IATA has revised its industry net loss forecast for 2009 down from a USD4.7 billion loss predicted in March to a USD9.0 billion loss, as the revenue and demand environment continues to weaken. A widening in expected losses by Asia Pacific and North American carriers were the main drivers of the almost doubling in IATA's loss estimate for the industry this year. IATA also revised its loss estimate for 2008 to USD10.4 billion from the previous estimate of USD8.5 billion.
The profit estimates are based on USD56 per barrel oil (Brent), following last year's average price of USD99 per barrel. The USD59 billion decrease in the industry fuel bill will not cover the USD80 billion expected revenue reduction this year.
Asia Pacific and North America suffer since last estimate
Asia Pacific airlines are expected to account for over one third of industry net losses in 2009. The region's USD3.4 billion loss is a dramatic downwards revision from the USD1.7 billion loss predicted in March (and the break-even result predicted in Sep-2008).
North American airlines are expected to report a USD1 billion combined net loss (the previous estimate was for a USD100 million profit), following last year's USD5.1 billion net loss.
The forecast for European airline net losses is unchanged from March at USD1 billion.
Middle East carrier loss estimates continue to widen.
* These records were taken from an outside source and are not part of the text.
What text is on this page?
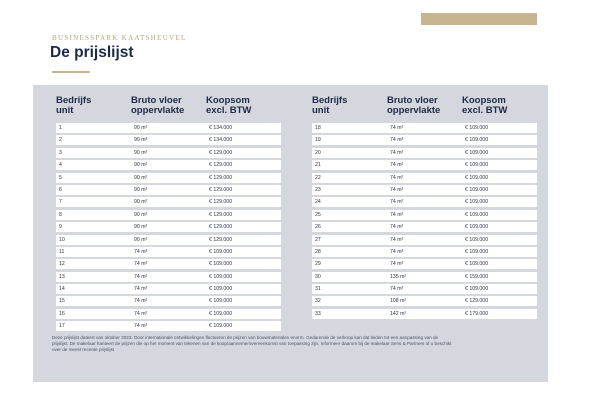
BUSINESSPARK KAATSHEUVEL
De prijslijst
Bedrijfs
unit
Bruto vloer
oppervlakte
Koopsom
excl. BTW
1	90 m²	€ 134.000
2	90 m²	€ 134.000
3	90 m²	€ 129.000
4	90 m²	€ 129.000
5	90 m²	€ 129.000
6	90 m²	€ 129.000
7	90 m²	€ 129.000
8	90 m²	€ 129.000
9	90 m²	€ 129.000
10	90 m²	€ 129.000
11	74 m²	€ 109.000
12	74 m²	€ 109.000
13	74 m²	€ 109.000
14	74 m²	€ 109.000
15	74 m²	€ 109.000
16	74 m²	€ 109.000
17	74 m²	€ 109.000
Bedrijfs
unit
Bruto vloer
oppervlakte
Koopsom
excl. BTW
18	74 m²	€ 109.000
19	74 m²	€ 109.000
20	74 m²	€ 109.000
21	74 m²	€ 109.000
22	74 m²	€ 109.000
23	74 m²	€ 109.000
24	74 m²	€ 109.000
25	74 m²	€ 109.000
26	74 m²	€ 109.000
27	74 m²	€ 109.000
28	74 m²	€ 109.000
29	74 m²	€ 109.000
30	135 m²	€ 159.000
31	74 m²	€ 109.000
32	108 m²	€ 129.000
33	142 m²	€ 179.000

Deze prijslijst dateert van oktober 2023. Door internationale ontwikkelingen fluctueren de prijzen van bouwmaterialen enorm. Gedurende de verkoop kan dat leiden tot een aanpassing van de prijslijst. De makelaar hanteert de prijzen die op het moment van tekenen van de koop/aannemerovereenkomst van toepassing zijn. Informeer daarom bij de makelaar Sens & Partners of u beschikt over de meest recente prijslijst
In Sep-2008, IATA predicted a USD200 million combined net profit for the region's carriers. This was revised to a USD200 million loss in Dec-2008 and a USD600 million loss in Mar-2009 and now to a USD1.5 billion loss.
Evolution of IATA's Industry net profit (USD billion) forecast for 2009
Industry operating loss now seen - Asia and Middle East share dubious honour
The worldwide airline industry is also expected to slip into the red at the operating level this year with a USD1.7 billion loss expected for 2009, compared to a USD3 billion profit foreseen by IATA just three months ago.
North American carriers account for the bulk of the turnaround, with USD2.3 billion carved off their operating profit estimate since Mar-2009. They are now expected to post a combined USD1 billion operating profit.
European carriers' operating profit estimate has been slashed by USD900 million since March to just USD200 million.
Asia Pacific carriers are expected to turn in the heaviest losses this year - of USD1.4 billion - a more than doubling of the Mar-2009 prediction of a USD600 million operating loss.
Middle East carriers are also expected to post USD1.4 billion in operating losses this year, up from a USD800 million loss predicted in Mar-2009.
Evolution of IATA's Industry operating profit (USD billion) forecast for 2009
IATA Director General and CEO, Giovanni Bisignani, stated, "there is no modern precedent for today's economic meltdown. The ground has shifted. Our industry has been shaken. This is the most difficult situation that the industry has faced".
He drew a comparison to the aftermath of the events of September 11, when industry revenues fell by 7%, stating it took three years to recover lost ground, even on the back of a strong economy. "This time we face a 15% drop - a loss of revenues of USD80 billion - in the middle of a global recession", he said, adding, "our future depends on a drastic reshaping by partners, governments and industry. We cannot bear the cost of government micro-regulation, crazy taxation and partners abusing their monopoly power".
Air cargo demand is expected to decline by 17%. In 2009, airlines are forecast to carry 33.3 million tonnes of freight, compared to 40.1 million tonnes in 2008. Passenger demand is expected to contract by 8% to 2.06 billion travelers compared to 2.24 billion in 2008. Large falls in yields are predicted; -11% for cargo and -7% for passenger segments.
Outlook: Cash reserves under pressure
Mr Bisignani stated that while airlines are in a better cash position than after September 11, "our pockets are not that deep". He stated a long L-shaped recovery could "drain the industry of cash". According to Mr Bisignani, this makes liberalisation of access and ownership constraints by governments even more critical.
Mr Bisignani concluded, "we cannot manage in these unprecedented times with one hand tied behind our back. Airlines need the same commercial freedoms that every other industry takes for granted - access to global markets and capital".